BantenCorner– Pengenalan Kehidupan Kampus Mahasiswa Baru di Universitas Bina Bangsa Kota Serang menjadi sorotan.
Itu terjadi setelah terjadi insiden mengejutkan di Universitas Bina Bangsa, dimana sekelompok mahasiswa Baru mendapat perlakuan tidak mengenakan tak lain pemotongan rambut.
Sebagai bagian dari peraturan yang baru diterapkan oleh pihak Panitia PKKMB Universitas Bina Bangsa.
Kejadian ini memicu protes dari mahasiswa dan organisasi kemahasiswaan yang menganggap tindakan tersebut sebagai pelanggaran hak individu dan terlalu berlebihan.
Informasi yang diterima redaksi, Insiden tersebut bermula saat sejumlah mahasiswa yang menghadiri acara orientasi kampus diingatkan oleh panitia bahwa rambut panjang dianggap tidak sesuai dengan “etika kampus”.
Mahasiswa yang menolak untuk mematuhi peraturan tersebut kemudian dipanggil untuk menjalani pemotongan rambut di depan Gedung D Kampus A Universitas Bina Bangsa.
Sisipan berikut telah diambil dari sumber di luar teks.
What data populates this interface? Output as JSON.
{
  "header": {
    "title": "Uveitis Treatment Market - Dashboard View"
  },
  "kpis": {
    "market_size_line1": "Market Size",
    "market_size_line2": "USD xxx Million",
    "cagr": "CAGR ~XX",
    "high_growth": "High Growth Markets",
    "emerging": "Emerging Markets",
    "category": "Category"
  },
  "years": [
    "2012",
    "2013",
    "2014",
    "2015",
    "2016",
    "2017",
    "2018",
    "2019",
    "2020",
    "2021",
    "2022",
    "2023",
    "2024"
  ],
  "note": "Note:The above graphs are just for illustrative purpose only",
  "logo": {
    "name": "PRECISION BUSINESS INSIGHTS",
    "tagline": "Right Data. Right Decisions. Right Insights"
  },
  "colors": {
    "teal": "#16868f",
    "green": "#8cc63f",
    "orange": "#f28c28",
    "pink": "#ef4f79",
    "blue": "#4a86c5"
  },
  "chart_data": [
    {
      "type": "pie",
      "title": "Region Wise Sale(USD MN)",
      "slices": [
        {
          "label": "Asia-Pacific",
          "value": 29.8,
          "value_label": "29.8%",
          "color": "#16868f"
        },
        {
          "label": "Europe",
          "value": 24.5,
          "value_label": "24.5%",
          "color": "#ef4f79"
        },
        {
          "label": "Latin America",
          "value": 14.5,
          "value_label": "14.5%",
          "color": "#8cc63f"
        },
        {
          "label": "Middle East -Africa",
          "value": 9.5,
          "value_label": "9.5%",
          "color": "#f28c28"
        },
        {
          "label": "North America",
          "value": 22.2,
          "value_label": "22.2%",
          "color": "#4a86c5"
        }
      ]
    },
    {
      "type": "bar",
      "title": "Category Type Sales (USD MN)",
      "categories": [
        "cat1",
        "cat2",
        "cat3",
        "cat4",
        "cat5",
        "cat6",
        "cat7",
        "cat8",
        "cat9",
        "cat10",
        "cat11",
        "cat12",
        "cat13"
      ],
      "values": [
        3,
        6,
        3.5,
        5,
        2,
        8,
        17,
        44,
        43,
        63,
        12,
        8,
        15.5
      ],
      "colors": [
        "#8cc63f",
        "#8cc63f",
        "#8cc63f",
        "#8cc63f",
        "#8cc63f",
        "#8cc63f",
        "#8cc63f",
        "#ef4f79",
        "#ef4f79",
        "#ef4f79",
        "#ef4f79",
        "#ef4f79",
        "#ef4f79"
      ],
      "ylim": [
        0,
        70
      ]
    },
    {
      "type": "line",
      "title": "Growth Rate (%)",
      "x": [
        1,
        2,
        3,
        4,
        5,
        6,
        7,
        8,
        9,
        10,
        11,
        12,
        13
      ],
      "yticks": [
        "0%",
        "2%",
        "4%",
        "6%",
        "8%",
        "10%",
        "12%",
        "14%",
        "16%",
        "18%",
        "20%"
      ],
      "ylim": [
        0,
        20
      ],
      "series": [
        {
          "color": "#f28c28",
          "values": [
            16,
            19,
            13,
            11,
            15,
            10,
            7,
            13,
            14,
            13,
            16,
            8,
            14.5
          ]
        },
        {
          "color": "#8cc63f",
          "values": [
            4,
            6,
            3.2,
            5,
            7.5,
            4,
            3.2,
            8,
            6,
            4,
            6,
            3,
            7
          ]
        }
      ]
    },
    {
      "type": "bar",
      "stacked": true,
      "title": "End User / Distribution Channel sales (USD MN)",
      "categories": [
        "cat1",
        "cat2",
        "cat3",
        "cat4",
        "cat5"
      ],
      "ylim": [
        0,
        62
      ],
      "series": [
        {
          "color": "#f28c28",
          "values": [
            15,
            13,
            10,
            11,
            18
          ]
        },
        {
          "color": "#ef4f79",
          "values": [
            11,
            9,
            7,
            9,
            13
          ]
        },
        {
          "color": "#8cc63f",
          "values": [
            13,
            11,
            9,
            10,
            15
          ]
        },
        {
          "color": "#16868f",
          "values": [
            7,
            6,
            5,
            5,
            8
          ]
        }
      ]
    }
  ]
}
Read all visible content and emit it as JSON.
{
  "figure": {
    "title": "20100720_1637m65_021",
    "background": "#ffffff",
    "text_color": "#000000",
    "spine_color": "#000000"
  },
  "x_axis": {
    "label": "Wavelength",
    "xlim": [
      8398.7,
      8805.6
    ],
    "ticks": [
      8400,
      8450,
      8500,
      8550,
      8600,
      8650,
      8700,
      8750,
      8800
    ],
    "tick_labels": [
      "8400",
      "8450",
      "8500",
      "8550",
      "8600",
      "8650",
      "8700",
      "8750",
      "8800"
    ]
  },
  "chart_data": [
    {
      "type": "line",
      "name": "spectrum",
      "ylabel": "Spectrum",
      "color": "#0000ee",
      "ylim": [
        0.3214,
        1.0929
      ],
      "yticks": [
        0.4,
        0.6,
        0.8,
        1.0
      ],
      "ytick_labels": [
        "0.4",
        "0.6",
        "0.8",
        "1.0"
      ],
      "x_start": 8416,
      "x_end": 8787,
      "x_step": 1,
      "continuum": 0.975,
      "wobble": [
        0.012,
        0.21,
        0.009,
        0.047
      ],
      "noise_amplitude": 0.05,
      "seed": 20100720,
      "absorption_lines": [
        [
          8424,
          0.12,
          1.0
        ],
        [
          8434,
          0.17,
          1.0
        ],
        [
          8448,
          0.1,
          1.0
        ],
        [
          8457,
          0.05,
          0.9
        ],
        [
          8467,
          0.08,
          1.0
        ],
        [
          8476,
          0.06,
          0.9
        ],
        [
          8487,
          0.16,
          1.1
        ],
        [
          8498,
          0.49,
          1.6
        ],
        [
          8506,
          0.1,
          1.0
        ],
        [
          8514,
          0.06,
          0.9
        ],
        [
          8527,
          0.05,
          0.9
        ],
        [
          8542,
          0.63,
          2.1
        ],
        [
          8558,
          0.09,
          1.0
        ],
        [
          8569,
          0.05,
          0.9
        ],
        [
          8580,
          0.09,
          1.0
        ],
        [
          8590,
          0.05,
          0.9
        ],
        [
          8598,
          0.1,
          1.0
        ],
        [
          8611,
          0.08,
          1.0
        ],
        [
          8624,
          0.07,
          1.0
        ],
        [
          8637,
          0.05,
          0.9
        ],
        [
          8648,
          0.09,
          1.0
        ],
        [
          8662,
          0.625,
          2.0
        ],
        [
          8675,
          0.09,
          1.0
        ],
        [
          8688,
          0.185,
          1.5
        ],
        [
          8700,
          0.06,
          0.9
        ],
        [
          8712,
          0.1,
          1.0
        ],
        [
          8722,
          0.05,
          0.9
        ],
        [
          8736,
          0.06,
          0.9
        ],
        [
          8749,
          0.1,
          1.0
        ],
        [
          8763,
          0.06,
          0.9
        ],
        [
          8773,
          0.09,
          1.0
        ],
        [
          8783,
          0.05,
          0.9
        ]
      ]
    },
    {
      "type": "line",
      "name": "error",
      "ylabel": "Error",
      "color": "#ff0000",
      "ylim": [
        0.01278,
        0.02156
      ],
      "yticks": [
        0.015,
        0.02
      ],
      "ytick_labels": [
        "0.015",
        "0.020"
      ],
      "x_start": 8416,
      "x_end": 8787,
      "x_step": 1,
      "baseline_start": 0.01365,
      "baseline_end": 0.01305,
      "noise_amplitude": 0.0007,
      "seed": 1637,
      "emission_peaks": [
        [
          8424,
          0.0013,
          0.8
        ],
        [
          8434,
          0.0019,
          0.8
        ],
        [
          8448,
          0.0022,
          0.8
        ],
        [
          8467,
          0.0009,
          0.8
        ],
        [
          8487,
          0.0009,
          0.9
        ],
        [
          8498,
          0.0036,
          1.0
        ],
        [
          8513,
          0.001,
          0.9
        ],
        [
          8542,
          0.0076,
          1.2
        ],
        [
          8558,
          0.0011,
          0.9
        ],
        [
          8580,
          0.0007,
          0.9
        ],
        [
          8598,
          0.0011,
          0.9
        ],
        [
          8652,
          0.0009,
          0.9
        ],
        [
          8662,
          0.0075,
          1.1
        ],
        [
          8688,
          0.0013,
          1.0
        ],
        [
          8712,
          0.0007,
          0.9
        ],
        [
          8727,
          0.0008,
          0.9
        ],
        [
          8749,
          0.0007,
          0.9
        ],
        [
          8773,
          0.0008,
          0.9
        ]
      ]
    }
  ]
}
Salah satu mahasiswa, Muhammad Riski Muslia Roza, yang mengalami pemotongan rambut, mengungkapkan kekecewaannya. “saya mmengalami pemotongan rambut,” ujar Riski, Jumat 27 September 2024.
“Saya merasa direndahkan dan dipermalukan di depan teman-teman saya, tidak adil dalam pemotongan rambutnya karena saya melihat ada juga mahasiswa baru yang rambutnya panjang tidak di potong malah di lewatkan itu menurut saya terlihat ketidakadilanya,” sambung dia.
Tindakan pemotongan rambut paksa dianggap bentuk pengekangan kebebasan berekspresi.
Sejumlah mahasiswa mengajak untuk berdiskusi tentang pentingnya menghargai keragaman dan menegakkan hak-hak individu di lingkungan pendidikan. “Kampus seharusnya menjadi ruang untuk belajar dan berekspresi, bukan tempat untuk tekanan dan intimidasi,dan hal ini Banyak mahasiswa yang berbicara kepada saya yang memotongnya itu yang Bernama Netral” kata Adam selaku mahasiswa universitas Bina Bangsa semester 3 jurusan ilmu komputer.
Riski Apriansyah, mahasiswa universitas Bina Bangsa semester 5 berujar, PKKMB itu bukan sebagai ajang penindasan untuk mahasiswa baru, melainkan sebagai ajang pertanggungjawaban.
”hubungannya dengan di potongnya rambut mahasiswa baru itu mengancam keterbatasan nya kebebasan berekspresi,” tutur dia.
“Mungkin terlihat banyaknya senyuman terlemparkan dari mahasiswa baru, yang padahal mahasiswa tersebut banyak keluhan yang terjadi dan rasa kecewa yang ada di benak mahasiswa baru,”
Para mahasiswa menuntut panitia yang memotong rambutnya agar bertanggungjawab atas hal tersebut.
”Pentingnya kebebasan berpendapat dan penghormatan terhadap identitas individu di dunia pendidikan,” tandasnya.